Ma quando si parla di soggetti che vivono sotto l’ombrello della mano pubblica non bisogna cadere nell’errore di considerare solo i dipendenti dello Stato in senso stretto, bensì tutti coloro che in un modo o nell’altro –pensiamo all’immenso bacino delle società partecipate – traggono i loro redditi dalla spesa pubblica o, il che è quasi la stessa cosa, da una condizione di monopolio concessa dalla sfera politico-burocratica. In pratica il mondo che orbita intorno ad un sistema pubblico che controlla il 55% del reddito nazionale costituisce l’altra faccia di una fiscalità allargata che impedisce alla componente spontanea dell’economia, ossia l’unica in grado di realizzare ricchezza reale, di sviluppare secondo le proprie, grandi potenzialità.
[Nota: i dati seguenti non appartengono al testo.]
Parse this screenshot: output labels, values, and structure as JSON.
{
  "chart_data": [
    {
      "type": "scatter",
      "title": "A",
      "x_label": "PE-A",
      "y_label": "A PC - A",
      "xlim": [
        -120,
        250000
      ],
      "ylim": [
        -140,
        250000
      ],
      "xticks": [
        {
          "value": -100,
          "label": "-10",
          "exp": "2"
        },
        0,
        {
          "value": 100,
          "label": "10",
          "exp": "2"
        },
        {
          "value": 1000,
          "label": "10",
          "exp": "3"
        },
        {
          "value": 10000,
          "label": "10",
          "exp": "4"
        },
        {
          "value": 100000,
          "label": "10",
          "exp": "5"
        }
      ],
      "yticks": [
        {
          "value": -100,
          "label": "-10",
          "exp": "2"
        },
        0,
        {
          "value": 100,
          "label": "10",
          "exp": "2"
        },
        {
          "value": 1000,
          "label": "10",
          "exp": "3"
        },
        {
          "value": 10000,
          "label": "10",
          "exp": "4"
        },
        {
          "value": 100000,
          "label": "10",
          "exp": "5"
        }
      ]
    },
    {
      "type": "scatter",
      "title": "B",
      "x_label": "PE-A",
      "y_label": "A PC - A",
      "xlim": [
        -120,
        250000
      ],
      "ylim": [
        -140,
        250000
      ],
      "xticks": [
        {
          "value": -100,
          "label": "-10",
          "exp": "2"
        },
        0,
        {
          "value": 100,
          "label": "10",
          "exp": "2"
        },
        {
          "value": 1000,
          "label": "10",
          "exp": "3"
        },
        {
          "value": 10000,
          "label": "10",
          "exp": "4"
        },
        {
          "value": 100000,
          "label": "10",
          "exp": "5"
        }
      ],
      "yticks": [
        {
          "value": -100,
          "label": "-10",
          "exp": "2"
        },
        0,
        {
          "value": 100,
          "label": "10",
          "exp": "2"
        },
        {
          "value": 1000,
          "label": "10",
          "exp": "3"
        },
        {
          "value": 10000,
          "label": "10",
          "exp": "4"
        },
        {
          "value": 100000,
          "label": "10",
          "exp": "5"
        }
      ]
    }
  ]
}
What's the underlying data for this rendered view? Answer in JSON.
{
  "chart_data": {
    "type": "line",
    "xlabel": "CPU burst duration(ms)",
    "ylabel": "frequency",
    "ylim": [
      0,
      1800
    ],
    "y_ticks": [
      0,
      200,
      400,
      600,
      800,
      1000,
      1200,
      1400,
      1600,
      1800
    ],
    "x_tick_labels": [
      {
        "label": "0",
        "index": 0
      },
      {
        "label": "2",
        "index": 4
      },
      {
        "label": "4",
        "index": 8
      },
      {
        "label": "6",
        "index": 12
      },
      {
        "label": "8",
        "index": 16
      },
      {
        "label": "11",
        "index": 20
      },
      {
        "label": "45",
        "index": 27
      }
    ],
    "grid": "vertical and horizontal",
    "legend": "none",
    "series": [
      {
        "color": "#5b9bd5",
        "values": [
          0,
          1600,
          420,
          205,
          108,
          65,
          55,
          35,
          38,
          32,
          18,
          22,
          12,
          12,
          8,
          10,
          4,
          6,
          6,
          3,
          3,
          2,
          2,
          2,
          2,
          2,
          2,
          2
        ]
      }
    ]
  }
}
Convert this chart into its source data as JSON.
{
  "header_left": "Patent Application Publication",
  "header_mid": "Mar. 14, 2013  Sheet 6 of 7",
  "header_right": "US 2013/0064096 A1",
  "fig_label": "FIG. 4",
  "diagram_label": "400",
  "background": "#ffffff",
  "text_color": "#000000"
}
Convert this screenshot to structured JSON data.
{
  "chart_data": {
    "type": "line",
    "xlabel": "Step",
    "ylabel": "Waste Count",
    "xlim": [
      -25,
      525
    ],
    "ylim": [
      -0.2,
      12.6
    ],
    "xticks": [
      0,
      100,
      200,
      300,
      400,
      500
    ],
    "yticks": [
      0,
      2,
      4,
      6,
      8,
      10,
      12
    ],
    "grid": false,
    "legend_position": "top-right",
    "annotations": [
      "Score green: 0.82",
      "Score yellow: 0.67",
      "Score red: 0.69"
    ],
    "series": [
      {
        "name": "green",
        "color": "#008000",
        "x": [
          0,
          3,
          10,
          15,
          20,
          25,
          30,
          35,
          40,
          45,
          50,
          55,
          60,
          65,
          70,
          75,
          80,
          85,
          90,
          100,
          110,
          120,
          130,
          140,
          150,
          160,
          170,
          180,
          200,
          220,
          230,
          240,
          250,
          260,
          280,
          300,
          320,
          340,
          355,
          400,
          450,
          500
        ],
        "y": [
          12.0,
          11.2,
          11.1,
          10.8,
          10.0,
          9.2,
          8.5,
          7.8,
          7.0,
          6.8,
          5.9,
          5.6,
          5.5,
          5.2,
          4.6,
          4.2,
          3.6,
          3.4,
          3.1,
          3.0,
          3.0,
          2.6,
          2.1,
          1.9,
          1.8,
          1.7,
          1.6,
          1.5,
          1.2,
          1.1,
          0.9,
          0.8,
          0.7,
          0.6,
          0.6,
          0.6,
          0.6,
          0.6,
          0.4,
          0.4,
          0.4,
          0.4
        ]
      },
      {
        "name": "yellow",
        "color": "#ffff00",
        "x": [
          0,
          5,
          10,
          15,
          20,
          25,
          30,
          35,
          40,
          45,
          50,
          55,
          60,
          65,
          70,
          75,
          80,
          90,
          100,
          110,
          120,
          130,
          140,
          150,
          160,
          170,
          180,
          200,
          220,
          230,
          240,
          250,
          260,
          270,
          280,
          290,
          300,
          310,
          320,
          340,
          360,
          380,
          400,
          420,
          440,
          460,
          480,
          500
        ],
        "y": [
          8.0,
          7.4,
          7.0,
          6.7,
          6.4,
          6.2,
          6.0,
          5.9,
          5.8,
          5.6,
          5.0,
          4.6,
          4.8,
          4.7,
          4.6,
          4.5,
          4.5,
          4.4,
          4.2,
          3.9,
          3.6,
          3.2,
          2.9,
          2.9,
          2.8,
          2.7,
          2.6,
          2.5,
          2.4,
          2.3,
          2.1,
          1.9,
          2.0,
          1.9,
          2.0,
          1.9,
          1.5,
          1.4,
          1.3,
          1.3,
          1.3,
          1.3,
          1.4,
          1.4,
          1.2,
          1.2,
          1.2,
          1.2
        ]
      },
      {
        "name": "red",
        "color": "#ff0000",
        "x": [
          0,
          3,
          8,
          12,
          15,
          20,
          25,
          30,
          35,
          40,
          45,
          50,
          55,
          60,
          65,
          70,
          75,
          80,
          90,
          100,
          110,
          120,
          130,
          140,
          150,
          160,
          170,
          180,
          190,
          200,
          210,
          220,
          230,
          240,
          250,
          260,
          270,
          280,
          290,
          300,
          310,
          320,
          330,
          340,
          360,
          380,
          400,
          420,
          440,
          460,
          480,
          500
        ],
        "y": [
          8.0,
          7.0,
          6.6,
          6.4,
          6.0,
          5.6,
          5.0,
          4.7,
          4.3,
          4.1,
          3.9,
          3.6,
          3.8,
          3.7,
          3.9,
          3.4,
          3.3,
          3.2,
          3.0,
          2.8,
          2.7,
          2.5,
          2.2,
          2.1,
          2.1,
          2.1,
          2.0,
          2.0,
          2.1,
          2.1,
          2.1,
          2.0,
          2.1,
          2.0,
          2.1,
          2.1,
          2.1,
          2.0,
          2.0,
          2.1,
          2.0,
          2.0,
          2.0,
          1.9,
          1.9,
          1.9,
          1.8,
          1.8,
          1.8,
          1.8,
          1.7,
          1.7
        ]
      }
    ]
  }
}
E se una volta il settore del commercio, dell’artigianato e delle piccola impresa costituiva una sostanziale valvola di sfogo per una economia già troppo affetta da un eccesso di spesa pubblica e di tassazione, attualmente i crescenti costi che lo Stato impone anche a chi si azzarda ad alzare una saracinesca sono tali da scoraggiare qualunque forma di intrapresa.

Ma dal momento che chiunque si trovi ad occupare la stanza dei bottoni non sembra far altro che promettere nuovi pasti gratis per tutti, illudendo un popolo di sprovveduti che si possa coniugare il citato eccesso di spesa pubblica con una straordinaria ripresa – per la cronaca sempre dietro l’angolo – non vediamo come possa tornare la nostra antica propensione al rischio d’impresa, così da determinare le condizioni concrete per far lievitare le assunzioni.